فَسَوْفَ تَعْلَمُونَ مَنْ تَكُونُ لَهُ عَاقِبَةُ الدَّارِ

 

Yer edinmede kimin başarılı olacağını pek yakında göreceksiniz,

إِنَّهُ لاَ يُفْلِحُ الظَّالِمُونَ

 

çünkü haksızlık edenin sonuç alması imkânsızdır… "

وَجَعَلُوا ِللهِ مِمَّا ذَرَأَ مِنَ الْحَرْثِ وَاْلأَنْعَامِ نَصِيبًا

136.

Akıllarısıra, Allah'ın ektiği ekinlerden ve büyük baş hayvanlardan Allah'a pay ayırıp:

فَقَالُوا هَذَا ِللهِ بِزَعْمِهِمْ وَهَذَا لِشُرَكَائِنَا

 

" bu Allah'ın, şu da Tanrı’larımızın " derlerdi.

فَمَا كَانَ لِشُرَكَائِهِمْ فَلاَ يَصِلُ إِلَى اللهِ

 

Ne hikmet ise, Tanrı’larına adadıkları, Allah'a ulaşmaz,

وَمَا كَانَ ِللهِ فَهُوَ يَصِلُ إِلَى شُرَكَائِهِمْ

 

ama, Allah'a adadıkları, Tanrı’lara ulaşırdı.

سَاءَ مَا يَحْكُمُونَ

 

Hepsi, saçma sapan hükümlerdi.

وَكَذَلِكَ زَيَّنَ لِكَثِيرٍ مِنَ الْمُشْرِكِينَ قَتْلَ أَوْلاَدِهِمْ شُرَكَاؤُهُمْ

137.

Bir saçmalık da Tanrı’ların, müşriklere kendi çocuklarını öldürmelerini iyi bir şeymiş gibi göstermesiydi.

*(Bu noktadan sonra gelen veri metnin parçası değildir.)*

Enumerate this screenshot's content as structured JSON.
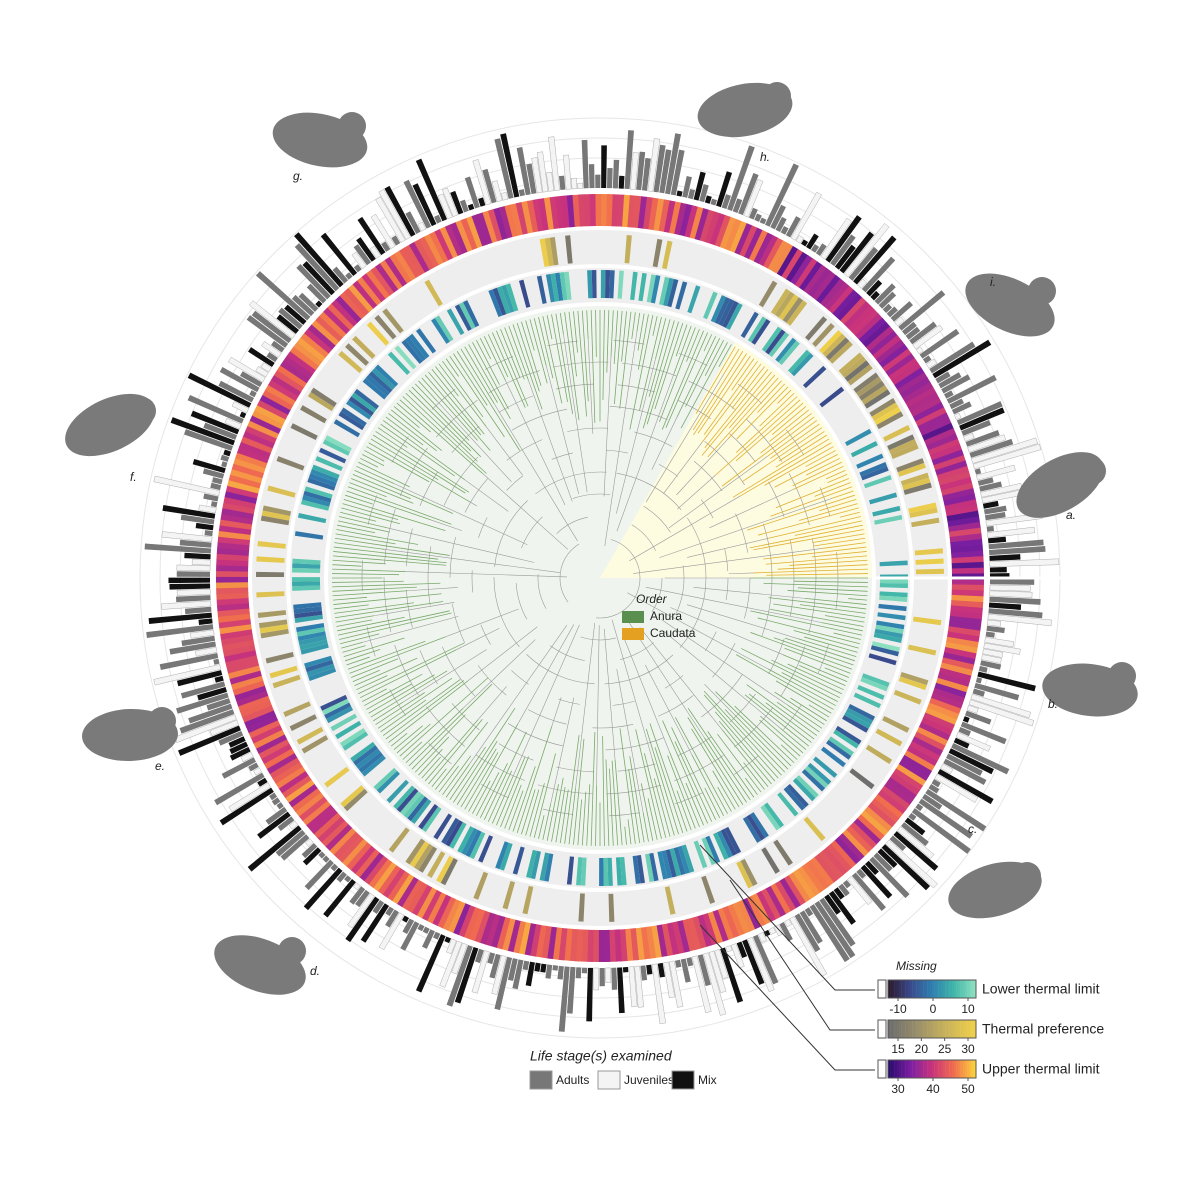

لِيُرْدُوهُمْ وَلِيَلْبِسُوا عَلَيْهِمْ دِينَهُمْ

 

Asıl maksatları ise, dinî bir kılıf uydurmak suretiyle çocuk sıkıntısından kurtulmaktı.

وَلَوْ شَاءَ اللهُ مَا فَعَلُوهُ

 

Sevgili resulüm! Allah isteseydi elbette bunu yapamazlardı,

فَذَرْهُمْ وَمَا يَفْتَرُونَ

 

ama yine de sen onları, bu saçma iftiralarıyla başbaşa bırak.

 

 

 

 

 

 

 

 

سورةُ الأنعام: مكية 165 آية

8. c.

En’am: 6 / 138 - 142. Ayetler

 

وَقَالُوا هَذِهِ أَنْعَامٌ وَحَرْثٌ حِجْرٌ

138.

Bir de: " şunlar, dokunulmazlığı olan ekin ve davarlardır,

لاَ يَطْعَمُهَا إِلاَّ مَنْ نَشَاءُ بِزَعْمِهِمْ

 

başkaları bunları, sadece biz istersek yiyebilir. İddiasında bulunurlar,

وَأَنْعَامٌ حُرِّمَتْ ظُهُورُهَا

 

şunların da sırtına binilemez " derlerdi.

وَأَنْعَامٌ لاَ يَذْكُرُونَ اسْمَ اللهِ عَلَيْهَا افْتِرَاءً عَلَيْهِ

 

Allah böyle buyuruyor iftirasıyla hayvanları besmele çekmeden keserlerdi.

سَيَجْزِيهِمْ بِمَا كَانُوا يَفْتَرُونَ

 

Yakında bu iftiralarının cezasını çekecekler.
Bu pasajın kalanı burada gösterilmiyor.